I had a severe bunion operated on last year but it came back. After all the time it took to heal, I’m very disappointed. Does this happen very often?



There’s always a risk of recurrence with reconstruction of the foot for hallux valgus (bunions). Some procedures are riskier than others. It may depend on the extent of the operation and the condition of the bone.

Patients with osteopenia (low bone mass) or osteoporosis (brittle bones) may have a delayed healing. This can compromise the operation, especially if pins or screws (fixation) are used to hold the bone in place.

Movement between bones can occur even with fixation. This can delay and even prevent healing from taking place. Older adults (over 60 years of age) tend to have more problems than younger patients. Other complications can include infection, joint stiffness, and joint arthritis.
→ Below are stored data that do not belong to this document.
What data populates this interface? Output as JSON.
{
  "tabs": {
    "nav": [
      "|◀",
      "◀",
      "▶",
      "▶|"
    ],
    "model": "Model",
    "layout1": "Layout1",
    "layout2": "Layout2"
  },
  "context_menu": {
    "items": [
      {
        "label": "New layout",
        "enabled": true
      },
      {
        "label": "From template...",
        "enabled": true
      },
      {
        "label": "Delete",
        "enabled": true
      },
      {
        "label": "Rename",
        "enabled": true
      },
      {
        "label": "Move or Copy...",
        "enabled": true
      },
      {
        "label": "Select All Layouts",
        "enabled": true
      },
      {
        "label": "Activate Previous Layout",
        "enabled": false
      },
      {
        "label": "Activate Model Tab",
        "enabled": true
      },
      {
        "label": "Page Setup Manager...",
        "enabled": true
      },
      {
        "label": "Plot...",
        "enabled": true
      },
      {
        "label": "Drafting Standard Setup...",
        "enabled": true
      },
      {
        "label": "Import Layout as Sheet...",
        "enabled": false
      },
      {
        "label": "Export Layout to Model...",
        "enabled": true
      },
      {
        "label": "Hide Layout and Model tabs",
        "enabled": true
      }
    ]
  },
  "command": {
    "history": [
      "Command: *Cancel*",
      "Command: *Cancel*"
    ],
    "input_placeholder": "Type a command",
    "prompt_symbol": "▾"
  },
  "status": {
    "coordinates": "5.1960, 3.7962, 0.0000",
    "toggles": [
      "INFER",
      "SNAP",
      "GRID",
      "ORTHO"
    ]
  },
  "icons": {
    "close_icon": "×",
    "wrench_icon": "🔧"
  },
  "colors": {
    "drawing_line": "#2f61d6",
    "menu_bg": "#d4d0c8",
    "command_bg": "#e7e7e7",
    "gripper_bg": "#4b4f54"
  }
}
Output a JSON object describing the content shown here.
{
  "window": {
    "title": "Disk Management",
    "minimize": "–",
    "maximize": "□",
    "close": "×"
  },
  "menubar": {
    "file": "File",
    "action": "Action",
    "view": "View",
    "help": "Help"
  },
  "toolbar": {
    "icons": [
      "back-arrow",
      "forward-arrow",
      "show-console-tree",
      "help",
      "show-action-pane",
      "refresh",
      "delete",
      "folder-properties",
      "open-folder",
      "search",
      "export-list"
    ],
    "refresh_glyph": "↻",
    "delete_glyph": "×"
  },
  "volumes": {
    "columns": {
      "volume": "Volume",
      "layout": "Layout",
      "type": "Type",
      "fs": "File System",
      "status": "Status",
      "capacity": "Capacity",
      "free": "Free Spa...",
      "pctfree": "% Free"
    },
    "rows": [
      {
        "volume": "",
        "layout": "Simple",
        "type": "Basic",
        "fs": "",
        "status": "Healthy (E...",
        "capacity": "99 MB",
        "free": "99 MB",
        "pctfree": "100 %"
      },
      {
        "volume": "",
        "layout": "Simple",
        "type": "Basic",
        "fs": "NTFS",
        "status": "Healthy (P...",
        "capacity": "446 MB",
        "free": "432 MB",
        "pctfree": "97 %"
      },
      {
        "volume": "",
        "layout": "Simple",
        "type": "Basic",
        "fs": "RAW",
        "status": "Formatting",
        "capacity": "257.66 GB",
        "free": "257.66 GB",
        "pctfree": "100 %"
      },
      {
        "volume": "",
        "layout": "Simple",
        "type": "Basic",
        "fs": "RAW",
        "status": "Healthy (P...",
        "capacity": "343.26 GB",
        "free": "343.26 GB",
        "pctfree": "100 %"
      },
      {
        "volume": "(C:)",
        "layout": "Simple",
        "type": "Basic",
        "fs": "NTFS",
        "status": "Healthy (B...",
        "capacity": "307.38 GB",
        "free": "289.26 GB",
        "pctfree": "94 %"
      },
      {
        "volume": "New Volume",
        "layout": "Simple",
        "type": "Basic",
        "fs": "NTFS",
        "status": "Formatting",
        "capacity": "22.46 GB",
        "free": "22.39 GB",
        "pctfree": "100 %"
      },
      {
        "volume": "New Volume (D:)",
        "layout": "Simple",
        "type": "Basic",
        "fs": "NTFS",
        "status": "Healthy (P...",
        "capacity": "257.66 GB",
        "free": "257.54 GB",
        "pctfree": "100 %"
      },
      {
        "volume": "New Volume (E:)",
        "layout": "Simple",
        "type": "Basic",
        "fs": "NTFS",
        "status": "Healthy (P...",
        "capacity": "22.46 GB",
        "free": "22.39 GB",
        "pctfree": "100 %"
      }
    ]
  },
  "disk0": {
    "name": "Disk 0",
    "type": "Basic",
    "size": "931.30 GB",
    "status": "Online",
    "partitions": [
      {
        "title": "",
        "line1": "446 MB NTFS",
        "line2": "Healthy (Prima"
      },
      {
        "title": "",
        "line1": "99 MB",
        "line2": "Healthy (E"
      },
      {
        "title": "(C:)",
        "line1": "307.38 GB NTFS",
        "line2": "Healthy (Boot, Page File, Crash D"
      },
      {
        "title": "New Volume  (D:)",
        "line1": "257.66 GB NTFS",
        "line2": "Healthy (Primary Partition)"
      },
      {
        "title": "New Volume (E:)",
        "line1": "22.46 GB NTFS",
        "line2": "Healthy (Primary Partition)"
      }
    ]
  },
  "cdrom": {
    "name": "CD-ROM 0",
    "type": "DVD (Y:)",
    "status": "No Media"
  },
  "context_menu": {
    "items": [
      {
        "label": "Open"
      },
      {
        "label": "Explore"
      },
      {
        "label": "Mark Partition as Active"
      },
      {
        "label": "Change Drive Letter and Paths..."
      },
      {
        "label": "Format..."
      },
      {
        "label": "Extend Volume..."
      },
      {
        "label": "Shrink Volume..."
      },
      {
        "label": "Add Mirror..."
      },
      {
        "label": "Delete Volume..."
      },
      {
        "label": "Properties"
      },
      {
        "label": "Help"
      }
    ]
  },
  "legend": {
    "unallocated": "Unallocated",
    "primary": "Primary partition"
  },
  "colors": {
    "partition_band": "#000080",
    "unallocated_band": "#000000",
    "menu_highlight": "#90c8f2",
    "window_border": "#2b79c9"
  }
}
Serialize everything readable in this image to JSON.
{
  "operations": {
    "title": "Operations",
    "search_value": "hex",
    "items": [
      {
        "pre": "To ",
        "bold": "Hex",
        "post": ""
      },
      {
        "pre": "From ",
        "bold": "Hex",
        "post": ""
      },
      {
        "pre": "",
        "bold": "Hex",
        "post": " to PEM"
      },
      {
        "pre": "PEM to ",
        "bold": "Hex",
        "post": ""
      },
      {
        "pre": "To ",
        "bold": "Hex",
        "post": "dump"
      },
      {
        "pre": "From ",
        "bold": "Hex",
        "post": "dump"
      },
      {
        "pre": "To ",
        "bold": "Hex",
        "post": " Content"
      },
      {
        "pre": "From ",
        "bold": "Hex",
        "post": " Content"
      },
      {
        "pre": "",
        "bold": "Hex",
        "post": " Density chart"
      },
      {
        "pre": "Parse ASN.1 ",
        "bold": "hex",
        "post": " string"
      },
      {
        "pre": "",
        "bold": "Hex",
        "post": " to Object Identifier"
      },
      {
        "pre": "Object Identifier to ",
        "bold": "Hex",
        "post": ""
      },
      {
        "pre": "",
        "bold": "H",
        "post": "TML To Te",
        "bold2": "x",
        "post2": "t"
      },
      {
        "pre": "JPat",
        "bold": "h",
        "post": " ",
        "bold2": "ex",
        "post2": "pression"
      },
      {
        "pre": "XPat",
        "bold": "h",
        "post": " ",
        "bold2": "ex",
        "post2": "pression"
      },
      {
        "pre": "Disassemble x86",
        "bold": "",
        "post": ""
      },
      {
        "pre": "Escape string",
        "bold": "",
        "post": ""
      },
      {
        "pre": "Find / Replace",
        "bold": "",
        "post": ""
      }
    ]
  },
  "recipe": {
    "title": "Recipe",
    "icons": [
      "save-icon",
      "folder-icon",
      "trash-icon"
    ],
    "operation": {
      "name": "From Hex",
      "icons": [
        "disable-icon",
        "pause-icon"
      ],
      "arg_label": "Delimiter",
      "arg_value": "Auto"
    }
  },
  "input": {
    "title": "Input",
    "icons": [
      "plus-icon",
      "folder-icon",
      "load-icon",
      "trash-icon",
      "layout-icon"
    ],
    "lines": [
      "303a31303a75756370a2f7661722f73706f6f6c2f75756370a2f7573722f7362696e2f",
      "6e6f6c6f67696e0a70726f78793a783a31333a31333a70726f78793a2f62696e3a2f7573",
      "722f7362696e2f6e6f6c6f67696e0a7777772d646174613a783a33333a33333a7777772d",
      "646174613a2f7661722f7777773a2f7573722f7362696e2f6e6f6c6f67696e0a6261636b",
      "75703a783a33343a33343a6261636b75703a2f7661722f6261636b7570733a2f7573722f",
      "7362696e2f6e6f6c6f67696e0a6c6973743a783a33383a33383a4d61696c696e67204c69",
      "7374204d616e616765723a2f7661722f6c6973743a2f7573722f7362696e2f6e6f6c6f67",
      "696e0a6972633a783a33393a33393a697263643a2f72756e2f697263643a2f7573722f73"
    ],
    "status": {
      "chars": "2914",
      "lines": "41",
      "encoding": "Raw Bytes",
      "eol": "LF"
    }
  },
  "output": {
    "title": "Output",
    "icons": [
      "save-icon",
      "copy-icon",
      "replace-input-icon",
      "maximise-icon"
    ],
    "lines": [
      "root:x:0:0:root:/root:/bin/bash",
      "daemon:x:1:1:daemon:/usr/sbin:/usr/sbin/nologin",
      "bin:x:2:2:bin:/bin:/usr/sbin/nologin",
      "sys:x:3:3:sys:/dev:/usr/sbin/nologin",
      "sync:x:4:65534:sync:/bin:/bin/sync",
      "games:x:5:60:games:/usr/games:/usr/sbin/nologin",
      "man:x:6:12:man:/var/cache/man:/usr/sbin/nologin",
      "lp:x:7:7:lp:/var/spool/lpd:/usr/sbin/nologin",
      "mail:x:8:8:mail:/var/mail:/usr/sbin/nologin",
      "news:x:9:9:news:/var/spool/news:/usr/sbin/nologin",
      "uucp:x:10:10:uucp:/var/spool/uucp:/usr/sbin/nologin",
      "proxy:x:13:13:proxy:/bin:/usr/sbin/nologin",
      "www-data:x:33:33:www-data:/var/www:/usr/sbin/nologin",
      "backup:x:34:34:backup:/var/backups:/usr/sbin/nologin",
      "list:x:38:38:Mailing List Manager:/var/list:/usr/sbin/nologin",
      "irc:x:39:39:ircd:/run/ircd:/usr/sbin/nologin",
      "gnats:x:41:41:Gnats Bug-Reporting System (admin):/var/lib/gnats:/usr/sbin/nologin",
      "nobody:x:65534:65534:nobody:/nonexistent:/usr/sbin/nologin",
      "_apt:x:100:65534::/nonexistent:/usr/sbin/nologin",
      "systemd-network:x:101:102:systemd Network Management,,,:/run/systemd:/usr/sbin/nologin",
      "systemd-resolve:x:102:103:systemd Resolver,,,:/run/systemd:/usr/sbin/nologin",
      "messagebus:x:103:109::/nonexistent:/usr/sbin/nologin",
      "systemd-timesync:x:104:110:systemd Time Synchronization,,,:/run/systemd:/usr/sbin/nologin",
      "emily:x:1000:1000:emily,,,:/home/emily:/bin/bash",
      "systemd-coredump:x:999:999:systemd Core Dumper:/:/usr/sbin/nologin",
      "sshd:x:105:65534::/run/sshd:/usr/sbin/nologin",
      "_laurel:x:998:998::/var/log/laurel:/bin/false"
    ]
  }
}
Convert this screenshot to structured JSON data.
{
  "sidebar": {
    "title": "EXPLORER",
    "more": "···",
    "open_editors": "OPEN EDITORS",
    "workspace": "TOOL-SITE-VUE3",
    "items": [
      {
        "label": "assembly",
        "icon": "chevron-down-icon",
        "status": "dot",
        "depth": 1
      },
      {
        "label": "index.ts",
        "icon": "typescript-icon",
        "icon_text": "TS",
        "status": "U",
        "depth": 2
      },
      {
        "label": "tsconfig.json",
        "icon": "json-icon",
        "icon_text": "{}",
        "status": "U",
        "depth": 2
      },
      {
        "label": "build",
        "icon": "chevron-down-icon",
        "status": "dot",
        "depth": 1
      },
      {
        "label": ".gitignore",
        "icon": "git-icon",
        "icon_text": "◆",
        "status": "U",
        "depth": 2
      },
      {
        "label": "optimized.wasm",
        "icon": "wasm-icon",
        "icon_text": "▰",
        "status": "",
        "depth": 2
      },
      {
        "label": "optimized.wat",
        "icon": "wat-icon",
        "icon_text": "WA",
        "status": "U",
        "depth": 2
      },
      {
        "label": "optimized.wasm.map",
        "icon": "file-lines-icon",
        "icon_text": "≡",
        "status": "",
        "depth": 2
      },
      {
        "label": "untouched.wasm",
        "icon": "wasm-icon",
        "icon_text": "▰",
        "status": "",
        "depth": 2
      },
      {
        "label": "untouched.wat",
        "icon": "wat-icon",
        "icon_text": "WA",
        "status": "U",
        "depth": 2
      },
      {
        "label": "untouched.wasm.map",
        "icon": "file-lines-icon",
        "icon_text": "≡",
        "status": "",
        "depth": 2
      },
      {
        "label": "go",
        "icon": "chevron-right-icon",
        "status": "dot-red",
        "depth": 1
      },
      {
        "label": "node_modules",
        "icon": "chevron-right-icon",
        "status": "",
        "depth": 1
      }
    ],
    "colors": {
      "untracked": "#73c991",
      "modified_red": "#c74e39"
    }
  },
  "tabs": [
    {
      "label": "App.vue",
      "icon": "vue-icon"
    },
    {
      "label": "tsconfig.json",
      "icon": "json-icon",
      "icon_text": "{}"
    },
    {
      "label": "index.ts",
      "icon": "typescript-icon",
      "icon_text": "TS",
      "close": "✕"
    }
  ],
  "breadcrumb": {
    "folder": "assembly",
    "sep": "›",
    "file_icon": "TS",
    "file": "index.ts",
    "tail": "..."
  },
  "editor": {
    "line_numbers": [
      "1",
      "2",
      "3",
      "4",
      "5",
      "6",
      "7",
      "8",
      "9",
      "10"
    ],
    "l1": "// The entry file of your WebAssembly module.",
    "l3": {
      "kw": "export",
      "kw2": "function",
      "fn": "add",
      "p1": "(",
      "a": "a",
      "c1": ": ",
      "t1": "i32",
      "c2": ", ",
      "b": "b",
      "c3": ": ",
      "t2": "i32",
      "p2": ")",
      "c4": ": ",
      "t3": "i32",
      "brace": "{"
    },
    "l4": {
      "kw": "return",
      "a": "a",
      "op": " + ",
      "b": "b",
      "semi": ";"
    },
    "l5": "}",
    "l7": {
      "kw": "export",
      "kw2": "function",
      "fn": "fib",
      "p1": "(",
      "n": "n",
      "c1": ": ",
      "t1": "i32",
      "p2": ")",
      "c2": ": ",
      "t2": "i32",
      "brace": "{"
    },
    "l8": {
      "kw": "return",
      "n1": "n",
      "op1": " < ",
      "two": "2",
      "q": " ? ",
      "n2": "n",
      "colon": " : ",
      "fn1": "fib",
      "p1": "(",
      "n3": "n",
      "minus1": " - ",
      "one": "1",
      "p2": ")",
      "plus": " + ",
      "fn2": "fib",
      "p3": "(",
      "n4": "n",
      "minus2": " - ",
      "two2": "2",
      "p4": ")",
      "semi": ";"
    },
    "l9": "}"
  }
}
Because of some of the problems that occur with corrective hallux valgus surgery, current procedures are being changed or modified. Fewer surgeons are doing the operation from underneath the foot. They are using an incision from the side of the foot instead. Malunion is less likely to occur with this approach.

Some patients just aren’t good candidates for this surgery. Severe arthritis of the first toe joints and severe foot instability may be two reasons conservative care is used instead of operative care.

It’s possible there is a simple solution to your failed surgery. A revision (second) operation may be able to correct the problem. Ask your surgeon what (if any) are your options at this point.